Why do apache2 upgrades remove and not re-install libapache2-mod-php5?
- by nutznboltz
We repeatedly see that when an apache2 update arrives and is installed it causes the libapache2-mod-php5 package to be removed and does not subsequently re-install it automatically.
We must subsequently re-install the libapache2-mod-php5 manually in order to restore functionality to our web server.
Please see the following github gist, it is a contiguous section of our server's dpkg.log showing the November 14, 2011 update to apache2:
https://gist.github.com/1368361
it includes
2011-11-14 11:22:18 remove libapache2-mod-php5 5.3.2-1ubuntu4.10 5.3.2-1ubuntu4.10
Is this a known issue? Do other people see this too? I could not find any launchpad bug reports about it.
Platform details:
$ lsb_release -ds
Ubuntu 10.04.3 LTS
$ uname -srvm
Linux 2.6.38-12-virtual #51~lucid1-Ubuntu SMP Thu Sep 29 20:27:50 UTC 2011 x86_64
$ dpkg -l | awk '/ii.*apache/ {print $2 " " $3 }'
apache2 2.2.14-5ubuntu8.7
apache2-mpm-prefork 2.2.14-5ubuntu8.7
apache2-utils 2.2.14-5ubuntu8.7
apache2.2-bin 2.2.14-5ubuntu8.7
apache2.2-common 2.2.14-5ubuntu8.7
libapache2-mod-authnz-external 3.2.4-2+squeeze1build0.10.04.1
libapache2-mod-php5 5.3.2-1ubuntu4.10
Thanks
At a high-level the update process looks like:
package package_name do
action :upgrade
case node[:platform]
when 'centos', 'redhat', 'scientific'
options '--disableplugin=fastestmirror'
when 'ubuntu'
options '-o Dpkg::Options::="--force-confdef" -o Dpkg::Options::="--force-confold"'
end
end
But at a lower level
def install_package(name, version)
run_command_with_systems_locale(
:command = "apt-get -q -y#{expand_options(@new_resource.options)} install #{name}=#{version}",
:environment = {
"DEBIAN_FRONTEND" = "noninteractive"
}
)
end
def upgrade_package(name, version)
install_package(name, version)
end
So Chef is using "install" to do "update".
This sort of moves the question around to "how does apt-get safe-upgrade" remember to re-install libapache-mod-php5?

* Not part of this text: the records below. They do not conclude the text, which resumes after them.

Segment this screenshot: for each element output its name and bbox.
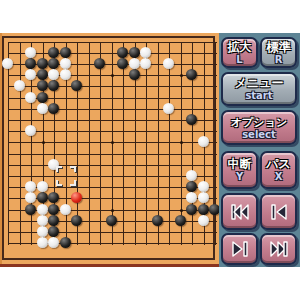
grid-line-h <box>9 53 217 54</box>
screenshot: 拡大 L 標準 R メニュー start オプション select 中断 Y パ… <box>0 0 300 300</box>
grid-line-v <box>8 42 9 245</box>
grid-line-h <box>9 165 217 166</box>
menu-button[interactable]: メニュー start <box>221 72 297 106</box>
step-forward-icon <box>228 237 252 261</box>
stone-black <box>117 47 128 58</box>
stone-white <box>25 47 36 58</box>
stone-white <box>60 204 71 215</box>
skip-back-icon <box>228 200 252 224</box>
stone-white <box>37 215 48 226</box>
stone-white <box>163 103 174 114</box>
stone-black <box>198 204 209 215</box>
grid-line-v <box>20 42 21 245</box>
pass-button[interactable]: パス X <box>260 151 297 189</box>
stone-white <box>198 181 209 192</box>
skip-forward-icon <box>267 237 291 261</box>
stone-black <box>186 204 197 215</box>
stone-white <box>2 58 13 69</box>
stone-black <box>48 215 59 226</box>
hoshi-point <box>180 141 183 144</box>
stone-black <box>37 80 48 91</box>
hoshi-point <box>111 74 114 77</box>
grid-line-v <box>100 42 101 245</box>
stone-white <box>198 215 209 226</box>
grid-line-v <box>123 42 124 245</box>
menu-label: メニュー <box>235 77 284 90</box>
go-board[interactable] <box>0 33 219 267</box>
stone-black <box>25 58 36 69</box>
stone-white <box>37 226 48 237</box>
interrupt-button[interactable]: 中断 Y <box>221 151 258 189</box>
stone-white <box>129 58 140 69</box>
stone-black <box>106 215 117 226</box>
zoom-normal-label: 標準 <box>267 41 291 54</box>
hoshi-point <box>42 141 45 144</box>
step-forward-button[interactable] <box>221 233 258 265</box>
stone-black <box>117 58 128 69</box>
grid-line-v <box>89 42 90 245</box>
sidebar: 拡大 L 標準 R メニュー start オプション select 中断 Y パ… <box>219 33 300 267</box>
options-button[interactable]: オプション select <box>221 110 297 145</box>
hoshi-point <box>111 209 114 212</box>
board-cursor[interactable] <box>56 166 76 186</box>
zoom-in-key: L <box>236 55 242 65</box>
stone-white <box>25 92 36 103</box>
stone-black <box>152 215 163 226</box>
options-key: select <box>242 130 276 140</box>
stone-black <box>37 58 48 69</box>
grid-line-v <box>146 42 147 245</box>
options-label: オプション <box>231 116 287 129</box>
stone-black <box>37 69 48 80</box>
game-screen: 拡大 L 標準 R メニュー start オプション select 中断 Y パ… <box>0 33 300 267</box>
interrupt-label: 中断 <box>228 158 252 171</box>
stone-white <box>60 58 71 69</box>
stone-black <box>60 47 71 58</box>
stone-white <box>37 103 48 114</box>
stone-black <box>37 192 48 203</box>
stone-black <box>48 58 59 69</box>
menu-key: start <box>245 91 272 101</box>
stone-white <box>186 170 197 181</box>
interrupt-key: Y <box>236 172 243 182</box>
stone-white <box>60 69 71 80</box>
hoshi-point <box>180 74 183 77</box>
stone-black <box>129 69 140 80</box>
stone-white <box>140 47 151 58</box>
stone-white <box>140 58 151 69</box>
zoom-normal-button[interactable]: 標準 R <box>260 37 297 68</box>
stone-black <box>48 226 59 237</box>
stone-black <box>48 204 59 215</box>
stone-white <box>37 181 48 192</box>
zoom-in-label: 拡大 <box>228 41 252 54</box>
grid-line-h <box>9 154 217 155</box>
hoshi-point <box>111 141 114 144</box>
pass-key: X <box>275 172 283 182</box>
stone-black <box>48 103 59 114</box>
stone-black <box>71 215 82 226</box>
stone-black <box>129 47 140 58</box>
stone-white <box>37 204 48 215</box>
stone-black <box>186 114 197 125</box>
stone-white <box>37 237 48 248</box>
step-back-button[interactable] <box>260 193 297 230</box>
stone-black <box>94 58 105 69</box>
skip-forward-button[interactable] <box>260 233 297 265</box>
stone-white <box>198 136 209 147</box>
zoom-in-button[interactable]: 拡大 L <box>221 37 258 68</box>
stone-white <box>163 58 174 69</box>
stone-black <box>37 92 48 103</box>
skip-back-button[interactable] <box>221 193 258 230</box>
step-back-icon <box>267 200 291 224</box>
stone-white <box>14 80 25 91</box>
stone-black <box>60 237 71 248</box>
pass-label: パス <box>266 158 291 171</box>
grid-line-h <box>9 42 217 43</box>
grid-line-v <box>169 42 170 245</box>
hoshi-point <box>180 209 183 212</box>
stone-black <box>175 215 186 226</box>
stone-black <box>48 47 59 58</box>
stone-white <box>198 192 209 203</box>
grid-line-h <box>9 131 217 132</box>
zoom-normal-key: R <box>275 55 283 65</box>
stone-black <box>25 204 36 215</box>
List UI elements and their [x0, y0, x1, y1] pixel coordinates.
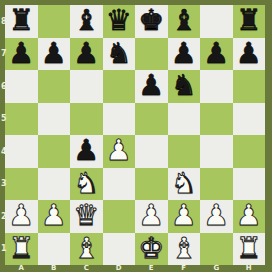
square-h8[interactable]: ♜	[233, 5, 266, 38]
black-knight[interactable]: ♞	[106, 37, 132, 70]
white-pawn[interactable]: ♟	[106, 134, 132, 167]
file-label-a: A	[5, 263, 38, 272]
square-c2[interactable]: ♛	[70, 200, 103, 233]
white-pawn[interactable]: ♟	[8, 199, 34, 232]
square-h6[interactable]	[233, 70, 266, 103]
square-f5[interactable]	[168, 103, 201, 136]
square-c7[interactable]: ♟	[70, 38, 103, 71]
square-e2[interactable]: ♟	[135, 200, 168, 233]
square-e1[interactable]: ♚	[135, 233, 168, 266]
square-a7[interactable]: ♟	[5, 38, 38, 71]
square-d8[interactable]: ♛	[103, 5, 136, 38]
square-h7[interactable]: ♟	[233, 38, 266, 71]
square-b3[interactable]	[38, 168, 71, 201]
square-e4[interactable]	[135, 135, 168, 168]
white-pawn[interactable]: ♟	[236, 199, 262, 232]
rank-label-2: 2	[1, 200, 9, 233]
square-c5[interactable]	[70, 103, 103, 136]
square-a4[interactable]	[5, 135, 38, 168]
black-pawn[interactable]: ♟	[8, 37, 34, 70]
file-label-c: C	[70, 263, 103, 272]
chess-board: ♜♝♛♚♝♜♟♟♟♞♟♟♟♟♞♟♟♞♞♟♟♛♟♟♟♟♜♝♚♝♜ 87654321…	[0, 0, 272, 272]
rank-label-4: 4	[1, 135, 9, 168]
square-h2[interactable]: ♟	[233, 200, 266, 233]
square-d3[interactable]	[103, 168, 136, 201]
black-knight[interactable]: ♞	[171, 69, 197, 102]
rank-label-7: 7	[1, 38, 9, 71]
square-a3[interactable]	[5, 168, 38, 201]
black-pawn[interactable]: ♟	[203, 37, 229, 70]
white-pawn[interactable]: ♟	[138, 199, 164, 232]
black-bishop[interactable]: ♝	[73, 4, 99, 37]
square-g3[interactable]	[200, 168, 233, 201]
square-g4[interactable]	[200, 135, 233, 168]
black-bishop[interactable]: ♝	[171, 4, 197, 37]
square-d7[interactable]: ♞	[103, 38, 136, 71]
black-pawn[interactable]: ♟	[138, 69, 164, 102]
white-knight[interactable]: ♞	[73, 167, 99, 200]
square-f7[interactable]: ♟	[168, 38, 201, 71]
white-queen[interactable]: ♛	[73, 199, 99, 232]
square-g6[interactable]	[200, 70, 233, 103]
file-label-h: H	[233, 263, 266, 272]
square-b5[interactable]	[38, 103, 71, 136]
square-e7[interactable]	[135, 38, 168, 71]
square-c3[interactable]: ♞	[70, 168, 103, 201]
square-f1[interactable]: ♝	[168, 233, 201, 266]
square-e3[interactable]	[135, 168, 168, 201]
square-d6[interactable]	[103, 70, 136, 103]
square-c1[interactable]: ♝	[70, 233, 103, 266]
square-b2[interactable]: ♟	[38, 200, 71, 233]
square-h4[interactable]	[233, 135, 266, 168]
square-e8[interactable]: ♚	[135, 5, 168, 38]
square-e5[interactable]	[135, 103, 168, 136]
square-h5[interactable]	[233, 103, 266, 136]
square-f6[interactable]: ♞	[168, 70, 201, 103]
white-pawn[interactable]: ♟	[171, 199, 197, 232]
file-label-b: B	[38, 263, 71, 272]
black-rook[interactable]: ♜	[236, 4, 262, 37]
white-knight[interactable]: ♞	[171, 167, 197, 200]
square-g1[interactable]	[200, 233, 233, 266]
square-d5[interactable]	[103, 103, 136, 136]
rank-label-6: 6	[1, 70, 9, 103]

The exact sequence of packages that triggered this was:
apache2
apache2-mpm-prefork
apache2-mpm-worker
apache2-utils
apache2.2-bin
apache2.2-common
But the code is attempting to run checks to make sure the packages in that list are installed already before attempting to "upgrade" them.
case node[:platform]
when 'debian', 'centos', 'fedora', 'redhat', 'scientific', 'ubuntu'
# first primitive way is to define the updates in the recipe
# data bags will be used later
%w/
apache2
apache2-mpm-prefork
apache2-mpm-worker
apache2-utils
apache2.2-bin
apache2.2-common
/.each{ |package_name|
Chef::Log.debug("is #{package_name} among local packages available for changes?")
next unless node[:packages][:changes].keys.include?(package_name)
Chef::Log.debug("is #{package_name} available for upgrade?")
next unless node[:packages][:changes][package_name][:action] == 'upgrade'
package package_name do
action :upgrade
case node[:platform]
when 'centos', 'redhat', 'scientific'
options '--disableplugin=fastestmirror'
when 'ubuntu'
options '-o Dpkg::Options::="--force-confdef" -o Dpkg::Options::="--force-confold"'
end
end
tag('upgraded')
}
# after upgrading everything, run yum cache updater
if tagged?('upgraded')
# Remove old orphaned dependencies and kernel images and kernel headers etc.
# Remove cached deb files.
case node[:platform]
when 'ubuntu'
execute 'apt-get -y autoremove'
execute 'apt-get clean'
# Re-check what updates are available soon.
when 'centos', 'fedora', 'redhat', 'scientific'
node[:packages][:last_time_we_looked_at_yum] = 0
end
untag('upgraded')
end
end
But it's clear that it fails since the dpkg.log has
2011-11-14 11:22:25 install apache2-mpm-worker 2.2.14-5ubuntu8.7
on a system which does not currently have apache2-mpm-worker. I will have to discuss this with the author, thanks again.